I’ll never forget the way she skipped up to the stage at the annual Awana awards night in her multi-tiered cotton “happy” skirt to receive her trophy for being unanimously selected by leaders as the first grader who best exemplified the spirit of Awana.

For years, she lived and breathed Adventures in Odyssey episodes on CD. From before she crawled out of bed in the morning to when she snuggled up next to Oreo at night, Whit, Connie, Eugene and the whole cast of voices were as familiar to her as ours were. Later, she sat behind the microphone at Focus on the Family headquarters in Colorado recording an episode in the mock studio and shared a Wad-fam-choc-sod in the soda shop with Robyn— 1 drink, 2 straws.
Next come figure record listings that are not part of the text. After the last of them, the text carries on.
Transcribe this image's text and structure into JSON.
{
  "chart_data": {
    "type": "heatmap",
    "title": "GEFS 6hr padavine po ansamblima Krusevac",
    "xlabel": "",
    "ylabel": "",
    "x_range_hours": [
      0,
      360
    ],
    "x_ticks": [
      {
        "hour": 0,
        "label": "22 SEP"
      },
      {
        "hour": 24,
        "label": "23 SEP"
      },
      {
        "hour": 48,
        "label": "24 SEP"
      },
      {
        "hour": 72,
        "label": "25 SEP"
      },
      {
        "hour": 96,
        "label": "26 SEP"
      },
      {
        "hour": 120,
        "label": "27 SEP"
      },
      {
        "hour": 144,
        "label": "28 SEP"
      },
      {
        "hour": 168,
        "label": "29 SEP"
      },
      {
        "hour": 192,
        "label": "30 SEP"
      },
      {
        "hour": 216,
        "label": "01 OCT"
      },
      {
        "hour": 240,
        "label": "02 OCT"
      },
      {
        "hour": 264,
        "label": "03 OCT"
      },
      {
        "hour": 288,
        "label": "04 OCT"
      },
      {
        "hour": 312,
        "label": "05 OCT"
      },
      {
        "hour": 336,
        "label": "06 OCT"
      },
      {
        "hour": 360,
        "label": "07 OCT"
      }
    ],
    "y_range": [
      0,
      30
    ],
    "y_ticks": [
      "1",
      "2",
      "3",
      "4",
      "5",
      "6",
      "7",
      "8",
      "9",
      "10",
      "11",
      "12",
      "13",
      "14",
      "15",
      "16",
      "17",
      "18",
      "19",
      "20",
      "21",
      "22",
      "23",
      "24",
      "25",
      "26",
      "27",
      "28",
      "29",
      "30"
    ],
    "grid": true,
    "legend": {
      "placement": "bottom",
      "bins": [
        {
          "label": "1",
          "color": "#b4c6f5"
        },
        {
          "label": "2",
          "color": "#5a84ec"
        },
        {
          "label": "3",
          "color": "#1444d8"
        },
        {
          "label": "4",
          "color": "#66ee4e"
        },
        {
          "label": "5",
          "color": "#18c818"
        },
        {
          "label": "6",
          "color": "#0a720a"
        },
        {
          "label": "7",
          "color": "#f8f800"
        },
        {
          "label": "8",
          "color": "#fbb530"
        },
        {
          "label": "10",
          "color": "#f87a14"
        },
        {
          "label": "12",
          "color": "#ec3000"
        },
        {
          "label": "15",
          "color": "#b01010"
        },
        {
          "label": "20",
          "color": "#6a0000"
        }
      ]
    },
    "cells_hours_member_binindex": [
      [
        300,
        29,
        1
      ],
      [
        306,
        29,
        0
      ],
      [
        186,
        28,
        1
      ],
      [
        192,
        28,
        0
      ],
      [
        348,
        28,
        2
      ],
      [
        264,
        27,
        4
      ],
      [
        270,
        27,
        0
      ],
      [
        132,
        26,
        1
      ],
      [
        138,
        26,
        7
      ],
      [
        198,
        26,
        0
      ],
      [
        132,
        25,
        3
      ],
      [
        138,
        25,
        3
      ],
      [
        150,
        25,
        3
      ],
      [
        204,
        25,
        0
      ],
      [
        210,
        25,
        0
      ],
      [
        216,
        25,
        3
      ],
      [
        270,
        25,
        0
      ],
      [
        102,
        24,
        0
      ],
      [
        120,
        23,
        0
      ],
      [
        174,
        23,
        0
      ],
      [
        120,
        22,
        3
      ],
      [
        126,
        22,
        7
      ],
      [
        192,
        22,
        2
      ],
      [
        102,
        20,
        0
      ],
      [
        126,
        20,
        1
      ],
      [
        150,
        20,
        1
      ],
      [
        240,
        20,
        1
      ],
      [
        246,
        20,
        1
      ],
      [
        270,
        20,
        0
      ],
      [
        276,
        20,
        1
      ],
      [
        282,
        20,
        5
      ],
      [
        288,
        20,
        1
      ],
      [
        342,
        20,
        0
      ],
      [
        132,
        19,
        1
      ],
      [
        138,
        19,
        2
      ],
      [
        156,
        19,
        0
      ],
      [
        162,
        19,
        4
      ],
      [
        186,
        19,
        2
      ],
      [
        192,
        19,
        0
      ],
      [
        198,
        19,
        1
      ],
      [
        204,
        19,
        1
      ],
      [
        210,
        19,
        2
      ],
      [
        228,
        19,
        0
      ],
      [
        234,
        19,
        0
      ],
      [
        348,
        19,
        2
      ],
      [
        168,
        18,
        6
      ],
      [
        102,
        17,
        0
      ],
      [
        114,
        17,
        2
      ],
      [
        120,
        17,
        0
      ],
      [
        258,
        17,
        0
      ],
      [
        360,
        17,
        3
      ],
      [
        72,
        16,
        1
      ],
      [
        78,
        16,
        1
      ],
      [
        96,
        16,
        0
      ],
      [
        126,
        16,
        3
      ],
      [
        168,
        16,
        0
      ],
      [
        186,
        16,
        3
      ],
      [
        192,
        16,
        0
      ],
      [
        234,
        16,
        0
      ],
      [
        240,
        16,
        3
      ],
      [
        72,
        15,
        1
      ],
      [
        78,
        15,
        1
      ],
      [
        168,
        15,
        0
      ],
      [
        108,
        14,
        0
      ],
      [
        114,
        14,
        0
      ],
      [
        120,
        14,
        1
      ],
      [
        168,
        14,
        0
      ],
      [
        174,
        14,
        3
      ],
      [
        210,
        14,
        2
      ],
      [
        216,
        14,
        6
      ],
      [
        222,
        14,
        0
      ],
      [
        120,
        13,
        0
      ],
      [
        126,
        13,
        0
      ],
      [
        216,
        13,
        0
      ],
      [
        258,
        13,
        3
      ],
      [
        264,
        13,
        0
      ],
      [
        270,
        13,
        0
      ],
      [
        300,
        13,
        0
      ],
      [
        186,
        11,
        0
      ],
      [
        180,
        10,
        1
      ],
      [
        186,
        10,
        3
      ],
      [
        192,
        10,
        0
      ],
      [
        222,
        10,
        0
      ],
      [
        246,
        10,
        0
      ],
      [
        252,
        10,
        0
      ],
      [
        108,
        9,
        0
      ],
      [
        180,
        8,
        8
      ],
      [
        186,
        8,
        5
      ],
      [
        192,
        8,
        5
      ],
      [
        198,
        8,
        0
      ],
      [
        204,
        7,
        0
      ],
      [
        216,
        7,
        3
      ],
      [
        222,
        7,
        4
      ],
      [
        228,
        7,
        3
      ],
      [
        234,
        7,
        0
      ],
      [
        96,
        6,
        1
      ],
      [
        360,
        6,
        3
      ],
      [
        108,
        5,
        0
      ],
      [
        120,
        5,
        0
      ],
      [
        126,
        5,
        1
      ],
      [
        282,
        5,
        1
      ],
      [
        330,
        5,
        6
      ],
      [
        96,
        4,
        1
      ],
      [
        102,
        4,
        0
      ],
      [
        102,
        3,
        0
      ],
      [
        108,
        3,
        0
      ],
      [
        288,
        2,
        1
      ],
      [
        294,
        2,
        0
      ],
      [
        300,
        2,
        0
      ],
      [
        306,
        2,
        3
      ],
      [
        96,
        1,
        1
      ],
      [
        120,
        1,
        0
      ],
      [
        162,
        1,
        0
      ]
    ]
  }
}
And those weren’t the only stories that put her CD player to good use. Audiobooks, in and out of order, were the order of the day for many years. How many times has she listened to every book in the Laura Ingalls Wilder The Little House on the Prairie series with the reader who sounds like a hoarse cowgirl or the librivox recording of Jane Austen’s Pride and Prejudice?

Then there was every single Wildkrats episode she watched on the computer expanding her love of and knowledge about animals which she delighted to expound on.

In the hazy, lazy days of summer, you could find her jumping in the neighborhood pool or building sand castles on the shores of the Great Lake. And at twilight, she’d be catching fireflies in the peanut butter jar with the air holes drilled into the cap.

And she got older, she developed a voracious hunger for reading and writing. Her room became a solace for consuming stories quietly. She created characters and worlds and super powers, attempting to translate thoughts onto paper, exploring the complexity of good and evil. And she started retelling the best and truest story of all to children at church every Sunday morning. Then, standing up in front of a thousand people she told her very own story of being adopted by Jesus and got baptized. 

More recently she’s been driving and working and studying. I admire her work ethic, her commitment and her integrity to the extreme. She’s learning how to take care of herself with kindness— getting acquainted with God’s unique design that is her and learning what it looks like to nurture it. Her soul is a mosaic of colors, every wavelength of light and dark all along the spectrum, creating a beautiful rainbow.

Lately, she’s taken up jogging and every time I watch her pound the pavement, I think about God’s words comparing life to running a race. It’s about focus. And training. And persevering. And I’m one of her witnesses. Cheering her on, I’m hooping and hollering, “You go girl!”  from the sidelines. But Jesus, he’s running right beside her. When her pace slows, so does his. When she gets a second wind, he speeds right along with her.  When she falls, he’s got the first aid kit and attends to her wounds. When she needs a drink, he’s the one carrying her heavy water bottle. When she’s about to give up, he gets behind her, like a wind at her back making her next steps easier and when she just can’t anymore, and she collapses along the side of the trail, he sits with her, patiently, until she’s ready to get up and run some more. Here’s the point: She does not run her race alone and she never will. In this fresh new year, the last one before her emancipation, here’s what I know is true. The steadfast love of the Lord never changes. His mercies never come to an end. They are new every morning. Great is your faithfulness, O God. (Lam. 3:22)

She got a new t-shirt this summer that she wears for self-inspiration. It’s black with big white letters saying, “I’ve got this!” And she does. She’s got this.